I leapt to my feet. "What's wrong? Mom okay?"

Kimo nodded, his face red and eyes bulging.


More nodding.

I gritted my teeth and sighed. My irritating little brother was acting all crazy over nothing. "Then get out of my room."

He ignored my command and shot toward me. "It's my ukulele class. You have to come help us."

"I don't play the uke."

Kimo narrowed his eyes and set his jaw tight. "I know that, Leilani. But you're a detective and we need your help at the music school."

"Oooooooo!" I grinned and made wiggly motions with my fingers. "Someone lose their music book or something?"

He sucked in a huge breath and bounced onto my bed.

The little twerp was pushing his luck. "You are so in trouble, dorko."

He shook his head. "It's not something stupid. It's real important."

I clamped my arms across my chest and leveled my eyes with his. "Okay. This better not be some lame idea of yours."

"There's a big mystery at the music school. Some kids have been getting bad notes left on their stands or inside their cases. And I bet it's gonna happen again today."

"Bad like threatening?"

"Yup. They say stuff like, 'This is a warning. Don't come back here.'"

"Did you tell your teacher?"

Kimo's eyes grew into pancake-sized circles. "She got one too. And she was super upset. Then one of the moms yelled at Mrs. Lee because her kid got a bad note."
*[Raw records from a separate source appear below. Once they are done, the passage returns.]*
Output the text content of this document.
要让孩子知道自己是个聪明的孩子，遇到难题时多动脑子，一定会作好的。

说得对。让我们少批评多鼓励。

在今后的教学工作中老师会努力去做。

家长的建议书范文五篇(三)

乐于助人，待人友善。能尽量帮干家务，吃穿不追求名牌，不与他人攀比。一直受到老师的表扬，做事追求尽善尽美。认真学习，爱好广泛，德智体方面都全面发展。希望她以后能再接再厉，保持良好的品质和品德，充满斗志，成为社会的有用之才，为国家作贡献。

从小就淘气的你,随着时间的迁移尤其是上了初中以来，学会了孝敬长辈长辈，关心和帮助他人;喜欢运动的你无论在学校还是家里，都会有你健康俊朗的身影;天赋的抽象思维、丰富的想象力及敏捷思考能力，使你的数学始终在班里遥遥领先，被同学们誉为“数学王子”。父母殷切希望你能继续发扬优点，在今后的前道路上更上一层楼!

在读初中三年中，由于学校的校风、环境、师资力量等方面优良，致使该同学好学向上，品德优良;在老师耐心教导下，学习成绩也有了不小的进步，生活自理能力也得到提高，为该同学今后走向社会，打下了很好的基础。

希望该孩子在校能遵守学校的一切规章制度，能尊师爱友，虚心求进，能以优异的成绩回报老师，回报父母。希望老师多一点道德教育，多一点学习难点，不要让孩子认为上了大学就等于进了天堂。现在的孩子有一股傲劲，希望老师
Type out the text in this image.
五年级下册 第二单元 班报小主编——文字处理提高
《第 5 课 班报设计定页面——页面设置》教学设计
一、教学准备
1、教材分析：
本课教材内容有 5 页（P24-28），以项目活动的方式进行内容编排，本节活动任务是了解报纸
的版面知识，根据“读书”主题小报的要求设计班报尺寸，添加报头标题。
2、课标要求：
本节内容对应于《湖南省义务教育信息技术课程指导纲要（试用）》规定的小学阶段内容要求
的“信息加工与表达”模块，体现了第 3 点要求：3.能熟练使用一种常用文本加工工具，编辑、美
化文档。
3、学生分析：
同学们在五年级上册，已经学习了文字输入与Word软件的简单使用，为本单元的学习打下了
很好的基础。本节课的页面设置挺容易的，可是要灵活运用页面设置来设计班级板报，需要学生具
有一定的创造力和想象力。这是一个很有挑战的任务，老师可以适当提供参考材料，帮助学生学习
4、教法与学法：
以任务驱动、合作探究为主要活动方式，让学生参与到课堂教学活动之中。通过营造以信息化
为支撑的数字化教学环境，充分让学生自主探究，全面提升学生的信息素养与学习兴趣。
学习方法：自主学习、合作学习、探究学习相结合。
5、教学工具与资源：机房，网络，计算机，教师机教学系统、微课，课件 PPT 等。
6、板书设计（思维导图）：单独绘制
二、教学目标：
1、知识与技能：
"No one has any idea why someone's doing this?"


Cocking my head, I puckered my lips. "Don't think there's anything I can do except maybe come watch your class one day and snoop around."

"That won't help." Kimo locked his arms across his chest and frowned.

"Of course it would. I might catch the culprit in the act."

"Everyone would know what you're doing, Leilani. It won't work." His eyes brightened as a sly grin wormed its way across his face.

A shiver flowed through my neck and shoulders. Whatever Kimo had in mind, I knew I wouldn't like it.